Poucos problemas de saúde causam tanto incômodo aos homens quanto aqueles que comprometem seu órgão sexual, símbolo fálico à luz da psicanálise. Entre homens jovens, antes da temida “impotência sexual”, uma queixa mais corriqueira é a ejaculação rápida, também conhecida como precoce.
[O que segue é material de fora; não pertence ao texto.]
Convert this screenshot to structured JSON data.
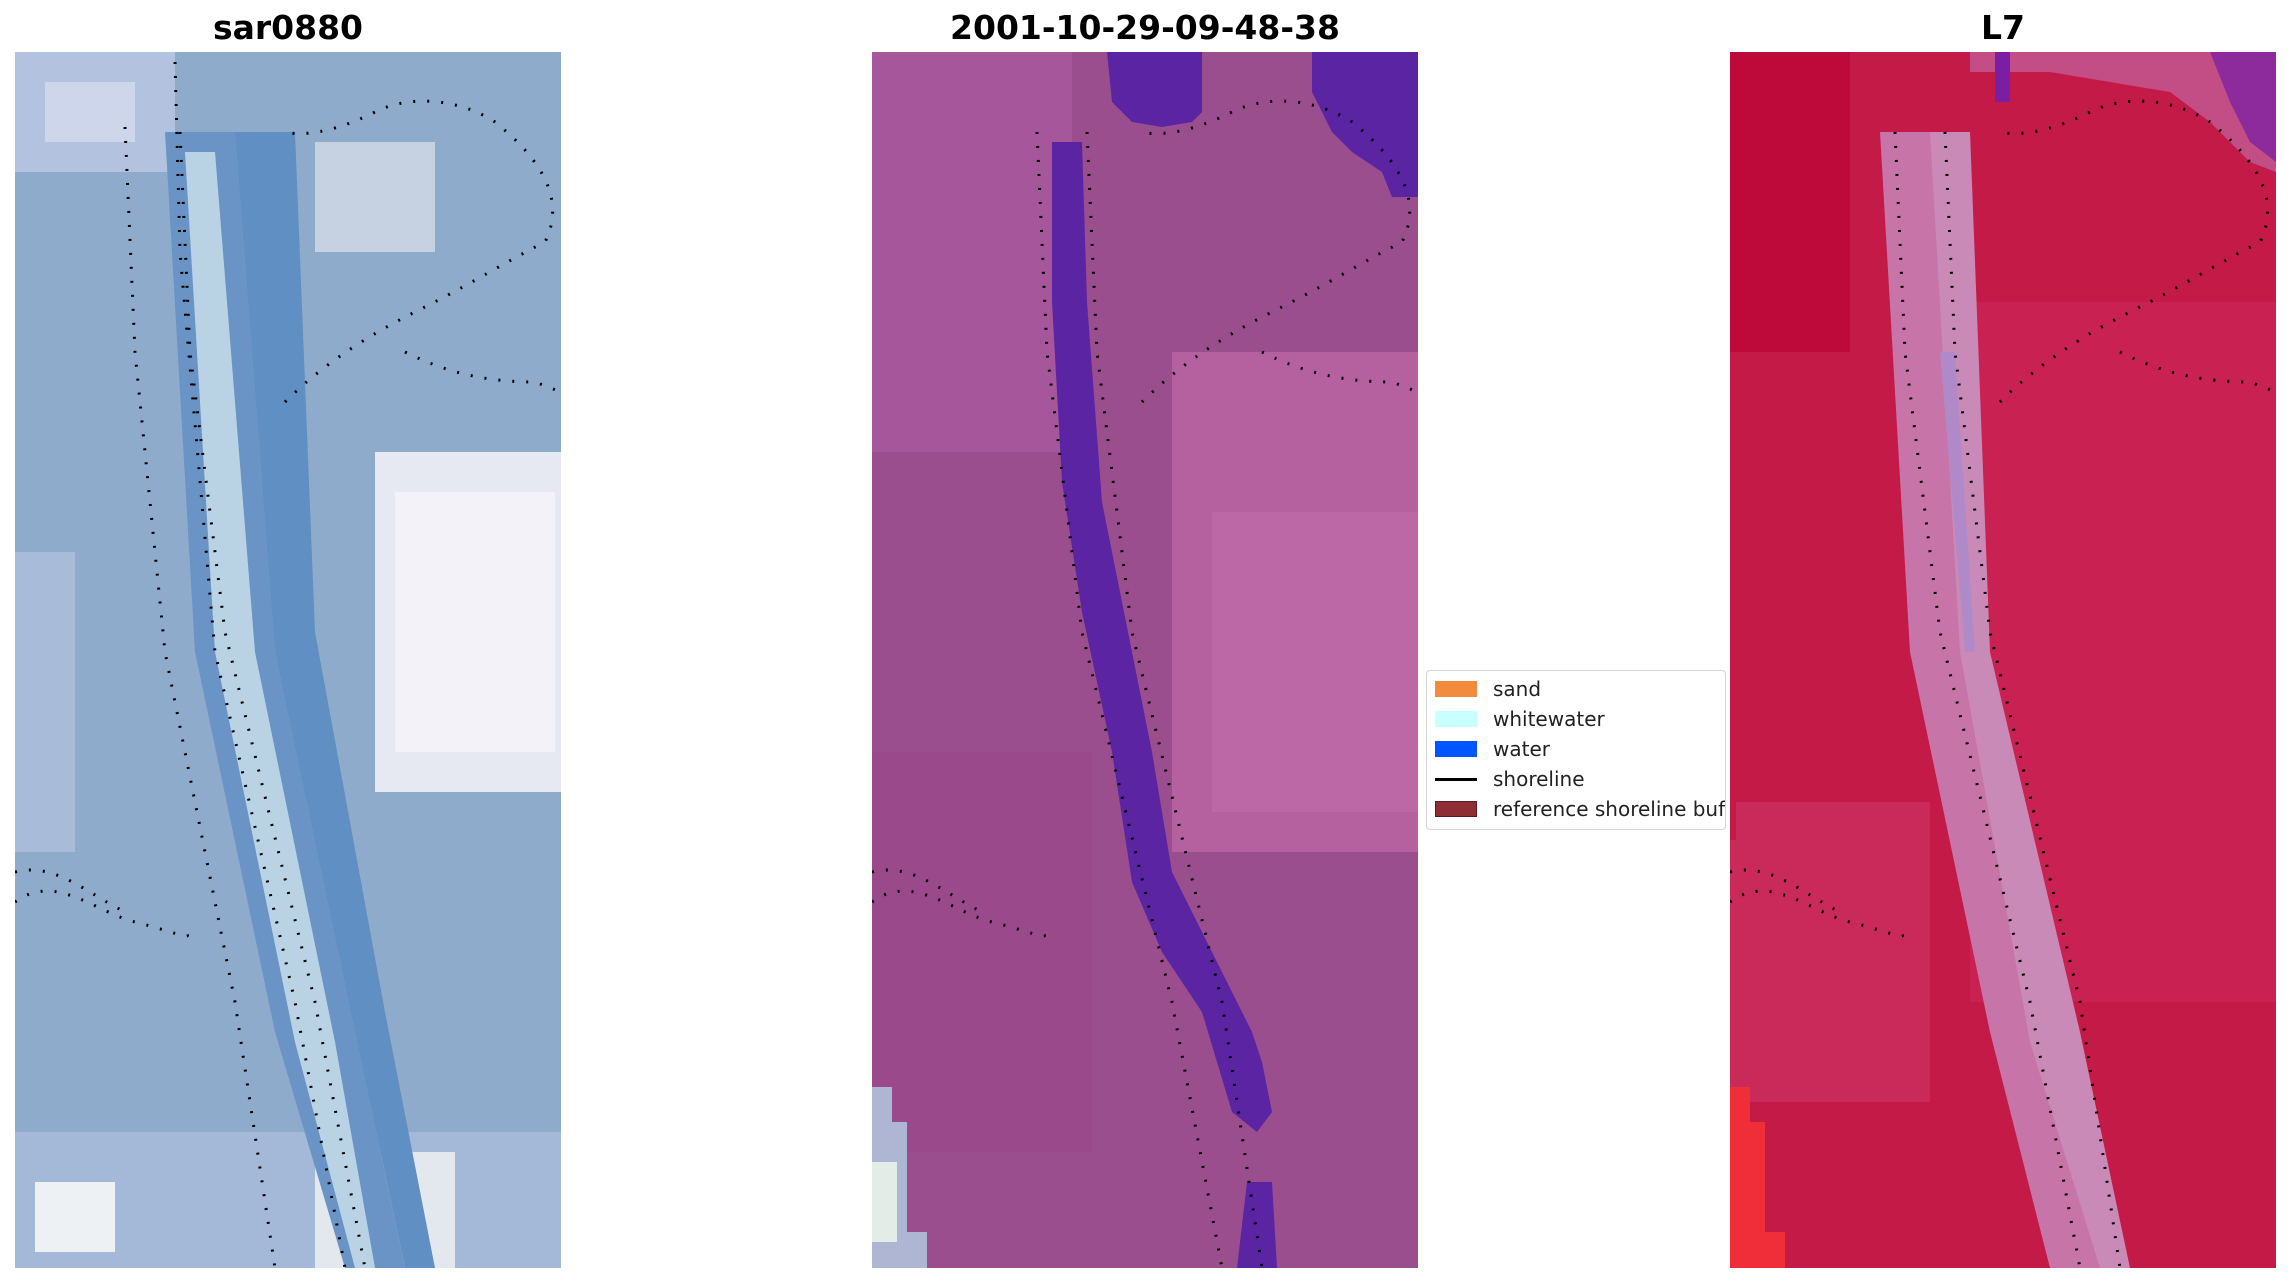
{
  "panels": [
    {
      "title": "sar0880",
      "kind": "true-color",
      "base": "#8aa8c9",
      "accent": "#5f8fc3",
      "light": "#dde6f2"
    },
    {
      "title": "2001-10-29-09-48-38",
      "kind": "classified",
      "base": "#9c4f90",
      "accent": "#b25e9e",
      "water": "#5a24a3"
    },
    {
      "title": "L7",
      "kind": "index",
      "base": "#c71b4a",
      "accent": "#d24a7c",
      "light": "#c78ab7"
    }
  ],
  "legend": {
    "items": [
      {
        "label": "sand",
        "type": "patch",
        "color": "#f28b3c"
      },
      {
        "label": "whitewater",
        "type": "patch",
        "color": "#c8ffff"
      },
      {
        "label": "water",
        "type": "patch",
        "color": "#0055ff"
      },
      {
        "label": "shoreline",
        "type": "line",
        "color": "#000000"
      },
      {
        "label": "reference shoreline buffer",
        "type": "patch",
        "color": "#8e2d33"
      }
    ]
  }
}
Mas, se existe mesmo tal precocidade, a que se deveria?
O primeiro passo no consultório frente a um paciente que se queixa de ejaculação precoce é justamente compreender o que ele considera como precoce. Não raro, aquilo que os homens entendem como orgasmo masculino rápido somente seria veloz se comparado ao imaginário fantasioso, ou a relatos fantásticos inverídicos de outros homens, nos quais ocorreria um dilatado tempo para se chegar ao clímax das relações sexuais.

Em um segundo momento, se ficar constatado que realmente a velocidade com a qual o homem libera o ejaculado comprometa significativamente o relacionamento com a parceira, há que se oferecer tratamento. Este deve ser embasado pela terapia psicológica, preferencialmente de orientação psicanalítica. Fármacos e medidas comportamentais são medidas meramente paliativas para o sintoma.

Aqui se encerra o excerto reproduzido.